Book Oxford Textbook of Nature and Public Health

Download or read book Oxford Textbook of Nature and Public Health written by Matilda van den Bosch and published by Oxford University Press. This book was released on 2018-01-05 with total page 361 pages. Available in PDF, EPUB and Kindle. Book excerpt: Human beings have always been affected by their surroundings. There are various health benefits linked to being able to access to nature; including increased physical activity, stress recovery, and the stimulation of child cognitive development. The Oxford Textbook of Nature and Public Health provides a broad and inclusive picture of the relationship between our own health and the natural environment. All aspects of this unique relationship are covered, ranging from disease prevention through physical activity in green spaces to innovative ecosystem services, such as climate change adaptation by urban trees. Potential hazardous consequences are also discussed including natural disasters, vector-borne pathogens, and allergies. This book analyses the complexity of our human interaction with nature and includes sections for example epigenetics, stress physiology, and impact assessments. These topics are all interconnected and fundamental for reaching a full understanding of the role of nature in public health and wellbeing. Much of the recent literature on environmental health has primarily described potential threats from our natural surroundings. The Oxford Textbook of Nature and Public Health instead focuses on how nature can positively impact our health and wellbeing, and how much we risk losing by destroying it. The all-inclusive approach provides a comprehensive and complete coverage of the role of nature in public health, making this textbook invaluable reading for health professionals, students, and researchers within public health, environmental health, and complementary medicine.

Book Geographies of Obesity

    Book Details:
  • Author : Karen Witten
  • Publisher : Routledge
  • Release : 2016-04-15
  • ISBN : 1317129105
  • Pages : 356 pages

Download or read book Geographies of Obesity written by Karen Witten and published by Routledge.
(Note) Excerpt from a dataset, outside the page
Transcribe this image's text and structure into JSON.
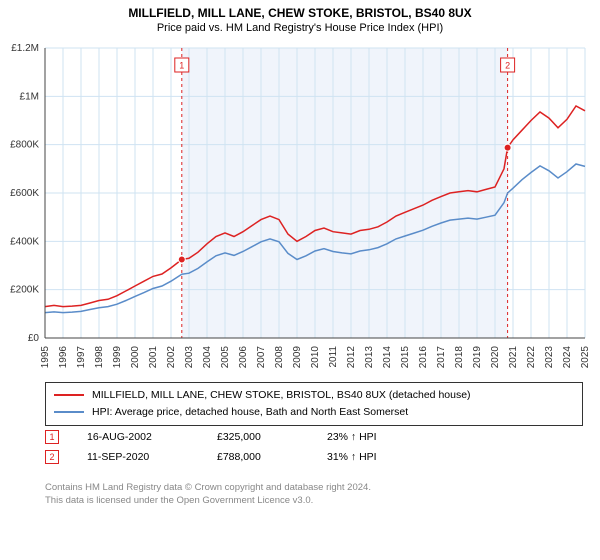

This book was released on 2016-04-15 with total page 356 pages. Available in PDF, EPUB and Kindle. Book excerpt: Over the past two decades, rates of adult and childhood obesity in the developed world have risen sharply. By the year 2000, 65% of the United States population were overweight, 30% of these obese. Whilst medical treatment has tended to focus on individual habits of diet and exercise, this approach does little to account for globally increasing levels of obesity, and the external, environmental factors that may be responsible. This in-depth study assembles the evidence for a geographical explanation of current obesity trends, and is the first work to examine the ways in which environment and living conditions promote an imbalance of energy intake over energy expenditure. The book calls upon the expertise of geographers, nutritionists, epidemiologists, sociologists and public health researchers, resulting in a broad, multidisciplinary analysis of this important health issue. Cover graphic designed by Georgia Witten-Sage.

Book Information  Place  and Cyberspace

Download or read book Information Place and Cyberspace written by Donald G. Janelle and published by Springer Science & Business Media. This book was released on 2013-06-29 with total page 383 pages. Available in PDF, EPUB and Kindle. Book excerpt: This book explores how new communication and information technologies combine with transportation to modify human spatial and temporal relationships in everyday life. It targets the need to differentiate accessibility levels among a broad range of social groupings, the need to study disparities in electronic accessibility, and the need to investigate new measures and means of representing the geography of opportunity in the information age. It explores how models based on physical notions of distance and connectivity are insufficient for understanding the new structures and behaviors that characterize current regional realities, with examples drawn from Europe, New Zealand, and North America. While traditional notions of accessibility and spatial interaction remain important, information technologies are dramatically modifying and expanding the scope of these core geographical concepts.